Abstract U‐48, 753E (trans‐3,4‐dichloro‐N‐(2‐(dimethylamino)‐cyclopentyl)‐propionanilide maleate) was compared to imipramine in a number of tests of antidepressant‐like activity and mechanisms of action. Although not structurally related to imipramine or other nontricyclic antidepressants, U‐48,753E was considerably more potent than imipramine in tests of norepinephrine potentiation, tetrabenazine antagonism, and behavioral despair. U‐48,753E displayed only moderate anticholinergic and no monoamine oxidase inhibitory activities. In vivo measurements of biogenic amine uptake indicated that U‐48,753E blocks norepinephrine, epinephrine, and serotonin uptake and that it is much more potent than imipramine, particularly regarding epinephrine uptake.
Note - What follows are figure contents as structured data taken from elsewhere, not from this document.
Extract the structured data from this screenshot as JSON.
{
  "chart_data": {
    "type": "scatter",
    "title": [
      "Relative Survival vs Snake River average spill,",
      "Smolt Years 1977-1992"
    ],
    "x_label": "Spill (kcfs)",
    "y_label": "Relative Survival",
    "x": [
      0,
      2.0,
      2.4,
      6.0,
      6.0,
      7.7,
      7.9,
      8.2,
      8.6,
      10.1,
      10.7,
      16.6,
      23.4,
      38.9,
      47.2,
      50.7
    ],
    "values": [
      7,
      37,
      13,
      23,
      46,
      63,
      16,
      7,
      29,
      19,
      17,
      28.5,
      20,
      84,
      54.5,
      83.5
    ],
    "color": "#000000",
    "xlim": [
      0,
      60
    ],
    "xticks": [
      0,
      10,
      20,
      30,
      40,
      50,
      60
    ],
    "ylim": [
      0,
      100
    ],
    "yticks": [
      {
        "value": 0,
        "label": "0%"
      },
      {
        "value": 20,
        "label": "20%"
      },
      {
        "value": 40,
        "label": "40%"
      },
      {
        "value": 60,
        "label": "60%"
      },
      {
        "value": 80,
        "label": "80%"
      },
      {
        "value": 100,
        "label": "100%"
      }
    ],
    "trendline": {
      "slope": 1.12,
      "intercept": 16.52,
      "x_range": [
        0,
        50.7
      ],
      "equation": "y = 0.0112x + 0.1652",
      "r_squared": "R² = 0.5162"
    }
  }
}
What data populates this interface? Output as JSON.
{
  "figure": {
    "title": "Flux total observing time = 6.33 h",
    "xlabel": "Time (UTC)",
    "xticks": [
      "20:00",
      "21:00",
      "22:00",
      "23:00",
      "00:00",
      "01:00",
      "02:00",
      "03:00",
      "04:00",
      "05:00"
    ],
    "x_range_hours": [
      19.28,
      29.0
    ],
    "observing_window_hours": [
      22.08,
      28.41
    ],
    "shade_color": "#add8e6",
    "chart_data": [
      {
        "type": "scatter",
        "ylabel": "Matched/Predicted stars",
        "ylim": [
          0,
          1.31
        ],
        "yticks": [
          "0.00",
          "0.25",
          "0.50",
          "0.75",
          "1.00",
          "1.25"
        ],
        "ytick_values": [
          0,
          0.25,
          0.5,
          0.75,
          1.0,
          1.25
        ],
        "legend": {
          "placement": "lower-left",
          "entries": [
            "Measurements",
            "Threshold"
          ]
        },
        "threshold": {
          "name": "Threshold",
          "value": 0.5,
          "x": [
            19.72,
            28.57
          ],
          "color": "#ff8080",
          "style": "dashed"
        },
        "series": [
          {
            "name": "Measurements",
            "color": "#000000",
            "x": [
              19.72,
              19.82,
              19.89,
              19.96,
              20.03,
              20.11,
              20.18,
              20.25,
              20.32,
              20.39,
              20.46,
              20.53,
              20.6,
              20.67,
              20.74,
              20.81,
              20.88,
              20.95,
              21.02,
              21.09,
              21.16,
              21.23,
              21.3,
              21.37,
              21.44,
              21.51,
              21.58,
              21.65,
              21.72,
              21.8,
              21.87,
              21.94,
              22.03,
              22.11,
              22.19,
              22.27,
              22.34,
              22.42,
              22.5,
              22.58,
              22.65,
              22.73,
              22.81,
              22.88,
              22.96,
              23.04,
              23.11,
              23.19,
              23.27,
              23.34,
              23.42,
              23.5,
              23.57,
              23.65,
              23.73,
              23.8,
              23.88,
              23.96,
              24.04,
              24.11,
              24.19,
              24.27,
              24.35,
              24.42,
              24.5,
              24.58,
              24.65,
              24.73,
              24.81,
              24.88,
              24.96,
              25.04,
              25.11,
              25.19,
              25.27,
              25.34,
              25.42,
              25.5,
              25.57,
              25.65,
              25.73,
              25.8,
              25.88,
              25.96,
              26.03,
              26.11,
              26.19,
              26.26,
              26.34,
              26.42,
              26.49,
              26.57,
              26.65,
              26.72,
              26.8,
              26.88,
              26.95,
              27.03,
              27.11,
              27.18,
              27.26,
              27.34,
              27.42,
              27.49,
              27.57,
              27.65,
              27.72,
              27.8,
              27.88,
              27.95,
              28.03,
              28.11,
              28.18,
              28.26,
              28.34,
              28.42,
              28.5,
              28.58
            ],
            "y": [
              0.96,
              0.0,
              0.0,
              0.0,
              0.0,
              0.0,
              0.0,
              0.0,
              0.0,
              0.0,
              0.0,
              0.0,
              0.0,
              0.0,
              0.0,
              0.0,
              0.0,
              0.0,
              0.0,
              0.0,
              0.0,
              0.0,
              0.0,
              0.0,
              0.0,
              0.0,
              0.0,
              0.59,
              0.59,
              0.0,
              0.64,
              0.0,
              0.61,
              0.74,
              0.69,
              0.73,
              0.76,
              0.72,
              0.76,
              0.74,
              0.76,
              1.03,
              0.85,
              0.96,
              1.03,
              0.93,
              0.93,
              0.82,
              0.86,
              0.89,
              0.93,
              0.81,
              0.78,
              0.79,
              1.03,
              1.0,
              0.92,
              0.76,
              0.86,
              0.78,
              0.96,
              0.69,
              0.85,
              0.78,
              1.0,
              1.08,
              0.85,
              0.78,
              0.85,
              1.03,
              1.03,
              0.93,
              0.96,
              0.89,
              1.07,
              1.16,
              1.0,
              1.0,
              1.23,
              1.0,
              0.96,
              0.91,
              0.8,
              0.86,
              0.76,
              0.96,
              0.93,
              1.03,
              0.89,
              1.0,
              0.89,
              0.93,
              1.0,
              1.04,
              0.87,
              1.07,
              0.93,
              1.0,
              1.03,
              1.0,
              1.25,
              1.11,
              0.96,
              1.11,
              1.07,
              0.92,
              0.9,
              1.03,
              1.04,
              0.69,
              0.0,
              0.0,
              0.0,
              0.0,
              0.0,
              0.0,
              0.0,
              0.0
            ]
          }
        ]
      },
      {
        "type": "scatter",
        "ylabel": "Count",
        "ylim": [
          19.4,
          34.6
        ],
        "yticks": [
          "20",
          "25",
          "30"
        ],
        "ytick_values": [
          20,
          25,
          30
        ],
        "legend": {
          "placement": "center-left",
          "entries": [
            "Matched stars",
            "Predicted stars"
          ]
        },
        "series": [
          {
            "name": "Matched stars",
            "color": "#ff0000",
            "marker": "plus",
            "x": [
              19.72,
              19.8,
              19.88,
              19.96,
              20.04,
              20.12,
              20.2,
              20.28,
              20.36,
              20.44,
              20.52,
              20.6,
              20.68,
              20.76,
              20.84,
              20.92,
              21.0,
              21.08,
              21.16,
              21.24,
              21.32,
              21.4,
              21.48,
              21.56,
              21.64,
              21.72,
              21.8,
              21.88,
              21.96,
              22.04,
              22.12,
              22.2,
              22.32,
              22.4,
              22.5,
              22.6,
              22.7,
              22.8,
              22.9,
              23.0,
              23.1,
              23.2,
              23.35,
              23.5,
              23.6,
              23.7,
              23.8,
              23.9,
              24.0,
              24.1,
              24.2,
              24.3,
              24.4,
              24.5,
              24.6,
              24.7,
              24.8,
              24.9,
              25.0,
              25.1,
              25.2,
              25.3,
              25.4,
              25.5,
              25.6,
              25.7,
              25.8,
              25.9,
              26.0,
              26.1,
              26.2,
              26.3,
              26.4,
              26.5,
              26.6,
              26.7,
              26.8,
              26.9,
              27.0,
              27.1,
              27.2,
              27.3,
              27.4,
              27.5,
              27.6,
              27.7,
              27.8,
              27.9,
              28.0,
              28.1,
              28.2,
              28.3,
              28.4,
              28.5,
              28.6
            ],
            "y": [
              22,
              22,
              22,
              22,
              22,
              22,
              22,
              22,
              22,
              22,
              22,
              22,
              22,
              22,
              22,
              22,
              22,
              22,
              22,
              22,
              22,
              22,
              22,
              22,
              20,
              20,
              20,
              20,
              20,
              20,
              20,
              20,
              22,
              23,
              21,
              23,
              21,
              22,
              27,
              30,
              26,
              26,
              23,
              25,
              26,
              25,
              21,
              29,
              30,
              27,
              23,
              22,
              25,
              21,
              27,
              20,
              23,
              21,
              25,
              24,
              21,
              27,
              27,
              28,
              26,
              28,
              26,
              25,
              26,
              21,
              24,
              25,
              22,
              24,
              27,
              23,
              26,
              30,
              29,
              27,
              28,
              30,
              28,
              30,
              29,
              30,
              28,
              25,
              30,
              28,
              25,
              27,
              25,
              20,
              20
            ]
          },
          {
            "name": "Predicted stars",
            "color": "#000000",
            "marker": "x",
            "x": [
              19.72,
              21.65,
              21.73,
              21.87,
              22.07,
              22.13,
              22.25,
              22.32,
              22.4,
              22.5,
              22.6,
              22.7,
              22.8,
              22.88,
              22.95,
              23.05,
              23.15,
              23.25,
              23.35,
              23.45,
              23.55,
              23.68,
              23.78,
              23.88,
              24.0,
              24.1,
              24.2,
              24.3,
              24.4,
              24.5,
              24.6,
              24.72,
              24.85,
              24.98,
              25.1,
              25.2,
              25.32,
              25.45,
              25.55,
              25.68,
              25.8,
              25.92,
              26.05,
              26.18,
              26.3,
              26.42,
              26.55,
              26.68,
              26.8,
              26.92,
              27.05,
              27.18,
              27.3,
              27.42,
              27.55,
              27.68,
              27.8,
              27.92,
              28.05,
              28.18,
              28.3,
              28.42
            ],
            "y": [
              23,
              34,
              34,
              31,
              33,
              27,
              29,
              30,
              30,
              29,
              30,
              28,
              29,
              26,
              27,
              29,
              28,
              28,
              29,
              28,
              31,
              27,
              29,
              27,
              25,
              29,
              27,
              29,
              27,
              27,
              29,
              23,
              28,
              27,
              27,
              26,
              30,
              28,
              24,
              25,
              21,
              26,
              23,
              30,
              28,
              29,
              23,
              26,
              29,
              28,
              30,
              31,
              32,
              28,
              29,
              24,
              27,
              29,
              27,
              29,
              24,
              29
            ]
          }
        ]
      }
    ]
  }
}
U‐48,753E is most markedly distinguished by its potency in a test of alpha 2 ‐adrenergic desensitization. Extremely low repeated doses and single doses of U‐48,753E were effective at antagonizing the hypothermia induced by the alpha 2 agonist, clonidine. In contrast, imipramine required much higher, repeated doses to display similar activity. The alpha 2 desensitization by U‐48,753E is also manifest by a reduced biochemical sensitivity to clonidine; clonidine‐induced slowing of norepinephrine synthesis is antagonized by U‐48,753E pretreatment. Thus, U‐48,753E shares many antidepressant‐like properties with imipramine, but generally has greater potency and a much greater predilection for blocking epinephrine uptake and altering alpha 2 ‐adrenergic sensitivity.